Identifying homologous genes, proteins, or genome regions
Several ways to identify homologous are listed below. Given that homology is the presence of shared ancestry, which is difficult to address directly, most of these resources and methods attempt to predict homology using sequence similarity.
Homologs can be either orthologs (produced by a speciation event) in different species or paralogs (produced by a gene duplication event) in the same species.
Use a gene-centric homology database
HomoloGene
HomoloGene is a system for automated detection of homologs among the annotated genes of several completely sequenced eukaryotic genomes. We have a local MySQL database of homologene on canna. It is updated every month on the first Wednesday of the month.
Database fields include homologene_group_id, taxon_id, gene_id_key, gene_symbol, protein_gi and protein_acc.
The database is used for our BaRC tool Find orthologs (Whitehead only).
Ensembl
Ensembl is a comprehensive system for genome annotation that has been applied to a wide variety of organisms. Ensembl includes the group of genes by homology. Homolog sets can be obtained by simply going to the gene page in your reference organism, such as human GATA4. Clicking on the "Orthologues" link on the left-side banner opens a Orthologues page that lists orthologs, or clicking on a "Gene Tree" link can create
- an interactive tree
- a computer-readable representation of the tree
- a multiple sequence alignment that can be customized by clicking on the "Configure this page" box at left
- Decode Ensembl protein IDs into species names using the list of Ensembl stable IDs.

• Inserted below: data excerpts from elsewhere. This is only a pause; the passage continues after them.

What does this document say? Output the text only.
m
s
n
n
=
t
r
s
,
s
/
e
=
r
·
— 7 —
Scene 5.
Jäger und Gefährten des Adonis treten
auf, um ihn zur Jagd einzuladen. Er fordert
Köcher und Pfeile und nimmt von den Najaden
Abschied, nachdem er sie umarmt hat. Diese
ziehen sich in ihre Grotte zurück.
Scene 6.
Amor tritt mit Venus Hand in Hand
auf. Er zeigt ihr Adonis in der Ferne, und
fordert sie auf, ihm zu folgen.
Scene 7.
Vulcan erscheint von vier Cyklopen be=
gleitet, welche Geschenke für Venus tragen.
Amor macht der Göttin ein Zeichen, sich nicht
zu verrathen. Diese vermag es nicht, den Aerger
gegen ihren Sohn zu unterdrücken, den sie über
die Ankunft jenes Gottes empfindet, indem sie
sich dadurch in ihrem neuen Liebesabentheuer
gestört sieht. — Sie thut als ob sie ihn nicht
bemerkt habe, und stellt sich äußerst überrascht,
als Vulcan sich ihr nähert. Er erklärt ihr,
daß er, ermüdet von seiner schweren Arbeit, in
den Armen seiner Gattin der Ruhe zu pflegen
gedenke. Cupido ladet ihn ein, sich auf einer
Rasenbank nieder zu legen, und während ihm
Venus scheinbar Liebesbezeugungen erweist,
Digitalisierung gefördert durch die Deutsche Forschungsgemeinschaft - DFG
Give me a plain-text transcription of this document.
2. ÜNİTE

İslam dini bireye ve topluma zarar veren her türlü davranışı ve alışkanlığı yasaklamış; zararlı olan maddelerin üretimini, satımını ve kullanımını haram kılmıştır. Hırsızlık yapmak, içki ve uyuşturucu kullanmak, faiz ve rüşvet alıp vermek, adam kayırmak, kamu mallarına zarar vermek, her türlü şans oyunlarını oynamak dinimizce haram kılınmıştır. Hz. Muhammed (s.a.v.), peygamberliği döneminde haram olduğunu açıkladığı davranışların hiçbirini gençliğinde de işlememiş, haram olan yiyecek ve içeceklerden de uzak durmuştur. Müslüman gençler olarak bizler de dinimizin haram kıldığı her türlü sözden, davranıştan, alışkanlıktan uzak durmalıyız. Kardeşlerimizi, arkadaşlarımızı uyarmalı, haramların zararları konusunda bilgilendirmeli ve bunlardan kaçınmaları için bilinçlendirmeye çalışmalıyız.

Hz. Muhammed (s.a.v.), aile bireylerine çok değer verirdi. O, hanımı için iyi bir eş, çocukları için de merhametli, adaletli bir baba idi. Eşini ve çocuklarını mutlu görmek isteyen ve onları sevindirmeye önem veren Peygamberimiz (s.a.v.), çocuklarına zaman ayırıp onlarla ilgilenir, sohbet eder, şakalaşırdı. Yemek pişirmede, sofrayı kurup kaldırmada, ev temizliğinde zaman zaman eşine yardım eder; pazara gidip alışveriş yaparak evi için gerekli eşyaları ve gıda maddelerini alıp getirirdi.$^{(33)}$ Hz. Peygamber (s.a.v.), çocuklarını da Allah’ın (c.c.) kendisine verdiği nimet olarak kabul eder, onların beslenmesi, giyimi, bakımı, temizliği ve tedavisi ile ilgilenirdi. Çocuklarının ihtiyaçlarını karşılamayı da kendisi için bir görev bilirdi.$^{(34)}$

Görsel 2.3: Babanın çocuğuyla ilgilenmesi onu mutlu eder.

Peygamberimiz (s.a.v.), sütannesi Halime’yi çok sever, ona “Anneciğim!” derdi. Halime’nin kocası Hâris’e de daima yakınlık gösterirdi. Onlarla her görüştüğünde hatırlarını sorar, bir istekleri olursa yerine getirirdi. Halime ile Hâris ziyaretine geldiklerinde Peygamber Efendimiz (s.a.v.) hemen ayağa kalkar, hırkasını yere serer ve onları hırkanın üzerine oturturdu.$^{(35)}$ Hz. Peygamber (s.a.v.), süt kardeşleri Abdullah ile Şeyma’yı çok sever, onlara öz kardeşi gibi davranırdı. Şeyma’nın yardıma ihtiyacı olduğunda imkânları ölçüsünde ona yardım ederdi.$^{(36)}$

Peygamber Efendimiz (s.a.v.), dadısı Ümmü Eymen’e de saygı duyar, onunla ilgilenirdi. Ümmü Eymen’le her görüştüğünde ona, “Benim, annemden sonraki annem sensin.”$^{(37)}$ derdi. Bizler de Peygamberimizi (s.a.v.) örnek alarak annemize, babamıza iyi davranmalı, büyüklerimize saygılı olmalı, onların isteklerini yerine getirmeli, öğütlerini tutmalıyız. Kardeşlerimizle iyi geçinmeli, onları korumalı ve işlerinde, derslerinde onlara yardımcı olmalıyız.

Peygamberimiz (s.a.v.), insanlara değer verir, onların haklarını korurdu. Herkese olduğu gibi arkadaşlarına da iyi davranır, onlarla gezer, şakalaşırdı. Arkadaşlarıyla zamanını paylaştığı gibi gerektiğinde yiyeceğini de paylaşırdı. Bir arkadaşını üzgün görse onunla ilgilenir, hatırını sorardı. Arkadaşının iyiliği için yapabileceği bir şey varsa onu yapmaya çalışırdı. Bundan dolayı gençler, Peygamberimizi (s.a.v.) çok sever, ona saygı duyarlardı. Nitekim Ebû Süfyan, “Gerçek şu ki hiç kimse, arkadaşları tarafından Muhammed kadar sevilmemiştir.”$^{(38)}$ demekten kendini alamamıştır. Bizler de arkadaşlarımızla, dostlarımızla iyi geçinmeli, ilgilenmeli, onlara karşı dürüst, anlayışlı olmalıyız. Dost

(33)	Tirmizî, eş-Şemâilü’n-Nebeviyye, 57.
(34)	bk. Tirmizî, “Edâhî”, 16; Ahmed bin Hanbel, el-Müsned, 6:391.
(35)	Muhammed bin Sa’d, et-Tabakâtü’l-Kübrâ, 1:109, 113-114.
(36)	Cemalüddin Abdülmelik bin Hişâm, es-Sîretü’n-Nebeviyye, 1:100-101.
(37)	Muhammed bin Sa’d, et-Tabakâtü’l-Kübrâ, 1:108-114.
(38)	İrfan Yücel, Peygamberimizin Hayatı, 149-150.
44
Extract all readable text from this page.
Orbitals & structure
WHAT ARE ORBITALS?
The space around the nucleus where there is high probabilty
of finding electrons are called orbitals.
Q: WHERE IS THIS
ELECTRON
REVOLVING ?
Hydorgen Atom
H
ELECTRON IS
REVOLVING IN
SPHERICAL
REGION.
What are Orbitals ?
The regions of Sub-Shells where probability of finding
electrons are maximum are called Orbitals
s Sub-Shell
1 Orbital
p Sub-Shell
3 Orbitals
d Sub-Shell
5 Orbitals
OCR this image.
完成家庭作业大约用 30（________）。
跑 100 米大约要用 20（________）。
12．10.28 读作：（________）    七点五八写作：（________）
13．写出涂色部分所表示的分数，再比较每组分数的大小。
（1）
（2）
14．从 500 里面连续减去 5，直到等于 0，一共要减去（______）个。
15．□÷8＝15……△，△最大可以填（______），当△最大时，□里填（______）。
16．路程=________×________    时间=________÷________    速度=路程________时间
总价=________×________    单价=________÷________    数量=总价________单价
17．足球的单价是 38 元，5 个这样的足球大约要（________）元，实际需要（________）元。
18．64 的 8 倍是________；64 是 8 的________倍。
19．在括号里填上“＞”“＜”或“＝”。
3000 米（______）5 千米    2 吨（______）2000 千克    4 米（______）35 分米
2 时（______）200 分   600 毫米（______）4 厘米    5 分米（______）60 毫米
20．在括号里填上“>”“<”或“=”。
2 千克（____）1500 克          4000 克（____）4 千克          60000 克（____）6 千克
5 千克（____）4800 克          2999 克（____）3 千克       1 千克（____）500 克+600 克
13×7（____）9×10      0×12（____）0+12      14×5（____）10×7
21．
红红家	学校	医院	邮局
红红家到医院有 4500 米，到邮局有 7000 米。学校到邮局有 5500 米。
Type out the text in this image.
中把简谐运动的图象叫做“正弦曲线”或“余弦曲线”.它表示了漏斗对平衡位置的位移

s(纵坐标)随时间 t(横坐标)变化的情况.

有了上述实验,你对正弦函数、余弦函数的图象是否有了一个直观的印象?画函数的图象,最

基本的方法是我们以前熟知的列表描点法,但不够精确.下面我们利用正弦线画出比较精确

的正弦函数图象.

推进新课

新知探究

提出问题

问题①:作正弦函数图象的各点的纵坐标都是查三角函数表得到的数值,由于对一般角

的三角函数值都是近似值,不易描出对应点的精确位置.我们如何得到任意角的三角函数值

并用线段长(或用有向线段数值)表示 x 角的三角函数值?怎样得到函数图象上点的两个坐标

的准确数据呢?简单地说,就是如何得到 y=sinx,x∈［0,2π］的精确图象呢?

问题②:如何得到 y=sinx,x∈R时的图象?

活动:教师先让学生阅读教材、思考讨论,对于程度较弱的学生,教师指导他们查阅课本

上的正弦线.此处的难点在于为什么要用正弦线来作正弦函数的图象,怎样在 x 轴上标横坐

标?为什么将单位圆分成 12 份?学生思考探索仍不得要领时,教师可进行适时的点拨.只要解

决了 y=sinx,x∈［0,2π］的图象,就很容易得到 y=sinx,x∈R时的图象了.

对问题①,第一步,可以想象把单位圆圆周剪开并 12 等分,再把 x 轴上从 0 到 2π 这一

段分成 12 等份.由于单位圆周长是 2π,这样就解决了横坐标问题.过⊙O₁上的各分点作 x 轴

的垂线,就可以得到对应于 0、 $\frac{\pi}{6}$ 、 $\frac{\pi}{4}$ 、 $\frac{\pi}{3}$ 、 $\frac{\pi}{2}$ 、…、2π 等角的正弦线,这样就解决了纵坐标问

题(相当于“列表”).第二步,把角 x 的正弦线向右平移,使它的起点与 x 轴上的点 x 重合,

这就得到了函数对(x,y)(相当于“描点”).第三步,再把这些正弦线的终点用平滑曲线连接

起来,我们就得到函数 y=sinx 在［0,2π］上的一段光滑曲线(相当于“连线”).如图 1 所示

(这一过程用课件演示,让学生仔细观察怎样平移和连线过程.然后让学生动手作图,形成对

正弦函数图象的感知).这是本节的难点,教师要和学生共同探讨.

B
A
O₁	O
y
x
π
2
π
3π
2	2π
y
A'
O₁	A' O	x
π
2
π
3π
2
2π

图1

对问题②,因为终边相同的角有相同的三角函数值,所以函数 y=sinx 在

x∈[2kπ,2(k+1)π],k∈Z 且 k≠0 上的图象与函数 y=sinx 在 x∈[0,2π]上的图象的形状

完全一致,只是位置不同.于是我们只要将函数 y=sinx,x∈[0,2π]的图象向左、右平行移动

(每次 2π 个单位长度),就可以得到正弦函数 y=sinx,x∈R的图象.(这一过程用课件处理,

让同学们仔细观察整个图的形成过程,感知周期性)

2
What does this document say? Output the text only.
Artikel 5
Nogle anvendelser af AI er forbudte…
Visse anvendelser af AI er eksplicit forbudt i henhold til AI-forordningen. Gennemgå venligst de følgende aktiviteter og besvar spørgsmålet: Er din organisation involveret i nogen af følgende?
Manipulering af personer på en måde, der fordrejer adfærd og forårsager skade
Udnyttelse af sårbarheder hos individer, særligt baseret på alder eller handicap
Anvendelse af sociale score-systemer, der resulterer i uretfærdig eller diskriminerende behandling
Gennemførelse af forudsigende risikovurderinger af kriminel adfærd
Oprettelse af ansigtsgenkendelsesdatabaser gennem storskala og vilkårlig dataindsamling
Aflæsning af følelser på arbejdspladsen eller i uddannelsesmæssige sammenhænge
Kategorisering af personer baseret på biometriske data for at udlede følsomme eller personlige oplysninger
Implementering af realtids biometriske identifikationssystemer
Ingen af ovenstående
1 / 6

For genome-wide analysis, all Ensembl data (like ortholog alignments) can also be downloaded as large text files. Most homology data is found in the ensembl_compara database.
Extract information from genome alignments
UCSC Genome Bioinformatics
UCSC Genome Bioinformatics displays and provides all the data behind genome assemblies, all sorts of data mapped to these assemblies, and genome-genome alignments. To get a genome-genome alignment of a region of interest, point your genome browser to the desired location like human GATA4 and turn on the Conservation track (or similar track for another reference genome) to "full". Clicking on the Conservation link lets one select the genomes to include in the alignment. Then clicking on the "Multiz Alignments of 46 Vertebrates" (or similar) track creates a configurable detailed alignment in MAF format (but of not more than 30,000 nt). Alignments of multiple regions can be obtained using the Table Browser and selecting
- the desired clade, genome, and assembly
- group = Comparative Genomics; track = Conservation
- table = multiz46way (or related table for another assembly)
Genome alignment and conservation metrics can also be downloaded in bulk. BaRC has placed some alignment files (in MAF format) on tak at /nfs/genomes/GENOME_NAME/maf/ . Others are available from sites like these:
- Multiple alignments of 45 vertebrate genomes with Human
- Conservation scores for alignments of 45 vertebrate genomes with Human
- Basewise conservation scores (phyloP) of 45 vertebrate genomes with Human
- FASTA alignments of 45 vertebrate genomes with Human for CDS regions
liftOver
UCSC LiftOver can be used to convert, or lift over, genome coordinates within different assembly versions. Alternatively, it can be used to convert between assemblies, though it may not convert correctly, e.g. due to rearrangements.
#command line liftOver -minMatch=0.95 inputRegions.bed mm10ToHg38.over.chain.gz outRegionsConverted.bed failedConversions.bed #set minMatch lower to relax the threshold for bases to remap #default input file is bed format, see -gff or -genePred for other accepted formats
VISTA
VISTA also has genome-genome alignments available for download., but the last update appears to be May 2008.
Extract information about protein families
Many databases are available that contain pre-aligned sequences for protein families.
Pfam
The Pfam database is a large collection of protein families, each represented by multiple sequence alignments and hidden Markov models (HMMs). It is available at several sites and appears to last be updated on May 2010.
Do database searches
If your favorite species or genes are not included in the above resources, you will have to identify homologs yourself. On the other hand even if your species and genes are included in the above resources, you may want to verify known or identify new homologs with the methods below:
Sequence Searching
We have a tool Find similar genes in another species that does a blastp all vs. all comparison to identify similar genes in another species. The blast searches are redone once a month on the second Wednesday of the month.
A reciprocal blast search is a good way of finding homologues.
Profile Searching
hmmer is an excellent tool to search for distant homologues. Rather than searching a database with a single sequence, HMMER can build a profile of related sequences and, thus, more sensitively search a sequence database. The complete user's guide for HMMER3 is online. HMMER3 is installed on tak and the cluster.